15. Le présent jugement, qui se borne à prononcer l'annulation de la décision du préfet du Nord interdisant le retour de M. B sur le territoire français pour une durée de deux ans, mais rejette les conclusions du requérant tendant à l'annulation de l'arrêté contesté du préfet en ce qu'il porte obligation de quitter sans délai le territoire français et fixe son pays de destination, n'appelle ainsi, dans les circonstances de l'espèce, aucune mesure d'exécution. Par suite, les conclusions de M. B aux fins d'injonction et d'astreinte ne peuvent qu'être rejetées.

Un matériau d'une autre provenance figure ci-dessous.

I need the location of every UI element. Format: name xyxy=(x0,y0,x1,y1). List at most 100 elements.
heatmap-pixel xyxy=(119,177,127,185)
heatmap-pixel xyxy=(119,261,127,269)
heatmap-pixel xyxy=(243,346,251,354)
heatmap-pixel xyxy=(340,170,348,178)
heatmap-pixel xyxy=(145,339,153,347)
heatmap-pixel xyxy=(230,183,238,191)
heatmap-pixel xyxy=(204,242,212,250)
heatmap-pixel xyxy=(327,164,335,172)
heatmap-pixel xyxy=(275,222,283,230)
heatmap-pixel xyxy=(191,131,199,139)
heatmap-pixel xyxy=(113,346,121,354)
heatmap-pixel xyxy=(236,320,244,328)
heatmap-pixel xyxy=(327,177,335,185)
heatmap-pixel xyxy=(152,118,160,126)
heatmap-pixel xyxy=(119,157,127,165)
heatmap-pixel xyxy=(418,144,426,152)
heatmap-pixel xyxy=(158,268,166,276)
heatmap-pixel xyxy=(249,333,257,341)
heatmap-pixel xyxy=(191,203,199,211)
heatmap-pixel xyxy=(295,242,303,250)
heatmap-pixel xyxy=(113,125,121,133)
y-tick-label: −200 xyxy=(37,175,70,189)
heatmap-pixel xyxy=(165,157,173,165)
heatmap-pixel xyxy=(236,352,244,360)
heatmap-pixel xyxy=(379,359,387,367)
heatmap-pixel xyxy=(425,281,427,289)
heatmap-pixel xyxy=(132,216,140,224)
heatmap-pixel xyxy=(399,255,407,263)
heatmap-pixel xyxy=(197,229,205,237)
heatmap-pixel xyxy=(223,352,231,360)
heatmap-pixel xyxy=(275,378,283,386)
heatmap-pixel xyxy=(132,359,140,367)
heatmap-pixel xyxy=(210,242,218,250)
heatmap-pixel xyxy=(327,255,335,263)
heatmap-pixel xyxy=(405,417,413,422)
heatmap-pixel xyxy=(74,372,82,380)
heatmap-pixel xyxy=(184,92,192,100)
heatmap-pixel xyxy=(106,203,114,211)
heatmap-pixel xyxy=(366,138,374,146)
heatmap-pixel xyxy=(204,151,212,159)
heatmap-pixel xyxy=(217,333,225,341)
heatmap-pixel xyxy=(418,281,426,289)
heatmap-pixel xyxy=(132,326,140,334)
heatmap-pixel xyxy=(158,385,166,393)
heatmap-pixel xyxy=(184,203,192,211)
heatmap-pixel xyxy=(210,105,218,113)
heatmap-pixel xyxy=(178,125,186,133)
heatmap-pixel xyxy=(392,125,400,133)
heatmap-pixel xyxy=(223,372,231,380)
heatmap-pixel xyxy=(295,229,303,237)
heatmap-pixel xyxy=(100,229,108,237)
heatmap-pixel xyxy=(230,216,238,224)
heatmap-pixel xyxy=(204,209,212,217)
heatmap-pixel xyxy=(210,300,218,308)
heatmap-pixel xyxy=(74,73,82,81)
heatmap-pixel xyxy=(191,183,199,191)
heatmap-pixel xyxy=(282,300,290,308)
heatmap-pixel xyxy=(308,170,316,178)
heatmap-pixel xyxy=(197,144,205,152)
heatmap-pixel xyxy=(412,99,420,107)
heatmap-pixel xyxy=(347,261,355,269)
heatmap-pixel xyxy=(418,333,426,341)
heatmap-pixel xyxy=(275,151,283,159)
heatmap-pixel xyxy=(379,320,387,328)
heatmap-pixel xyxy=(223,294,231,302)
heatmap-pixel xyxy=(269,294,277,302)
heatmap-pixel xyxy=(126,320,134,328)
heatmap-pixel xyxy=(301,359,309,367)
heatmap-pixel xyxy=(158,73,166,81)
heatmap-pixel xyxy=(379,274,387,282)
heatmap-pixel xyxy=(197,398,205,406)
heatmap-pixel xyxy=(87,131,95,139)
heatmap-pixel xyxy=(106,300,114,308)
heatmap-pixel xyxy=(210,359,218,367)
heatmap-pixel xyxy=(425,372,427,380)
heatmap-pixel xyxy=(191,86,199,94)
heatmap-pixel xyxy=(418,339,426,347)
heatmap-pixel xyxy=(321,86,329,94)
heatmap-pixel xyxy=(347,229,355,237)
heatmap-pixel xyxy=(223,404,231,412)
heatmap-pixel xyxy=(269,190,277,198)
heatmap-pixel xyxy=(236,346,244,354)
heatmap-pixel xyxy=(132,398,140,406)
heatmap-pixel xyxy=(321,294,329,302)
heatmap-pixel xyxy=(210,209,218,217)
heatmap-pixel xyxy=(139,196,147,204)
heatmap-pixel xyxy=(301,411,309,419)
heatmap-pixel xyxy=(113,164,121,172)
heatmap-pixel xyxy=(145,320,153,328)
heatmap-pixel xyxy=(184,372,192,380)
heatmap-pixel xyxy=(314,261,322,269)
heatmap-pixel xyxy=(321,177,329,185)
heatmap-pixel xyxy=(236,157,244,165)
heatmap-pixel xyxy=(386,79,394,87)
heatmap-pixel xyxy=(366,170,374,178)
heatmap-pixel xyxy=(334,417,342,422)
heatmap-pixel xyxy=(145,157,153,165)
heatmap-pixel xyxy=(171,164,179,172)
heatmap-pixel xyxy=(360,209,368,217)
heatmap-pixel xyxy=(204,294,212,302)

Sur les frais liés au litige :

16. Les dispositions de l'article L. 761-1 du code de justice administrative font obstacle à ce que l'Etat, qui ne peut être regardé comme la partie perdante dans la présente instance, soit condamné à verser au conseil de M. B la somme qu'il demande en application de ces dispositions et de celles de l'article 37 de la loi du 10 juillet 1991.

D E C I D E :

Article 1er : L'arrêté du préfet du Nord du 5 août 2023 est annulé en ce qu'il porte interdiction de retour de M. B sur le territoire français pour une durée de deux ans.

Article 2 : Le surplus des conclusions de la requête de M. B est rejeté.

Article 3 : Le présent jugement sera notifié à M. A B, à Me Zaïri et au préfet du Nord.

Rendu public par mise à disposition au greffe le 13 mars 2024.

Le magistrat désigné,

Signé,

Y. LIVENAISLa greffière,

Signé,

N. BELHARRET

La République mande et ordonne au préfet du Nord en ce qui la concerne ou à tous commissaires de justice à ce requis en ce qui concerne les voies de droit commun

contre les parties privées, de pourvoir à l'exécution de la présente décision.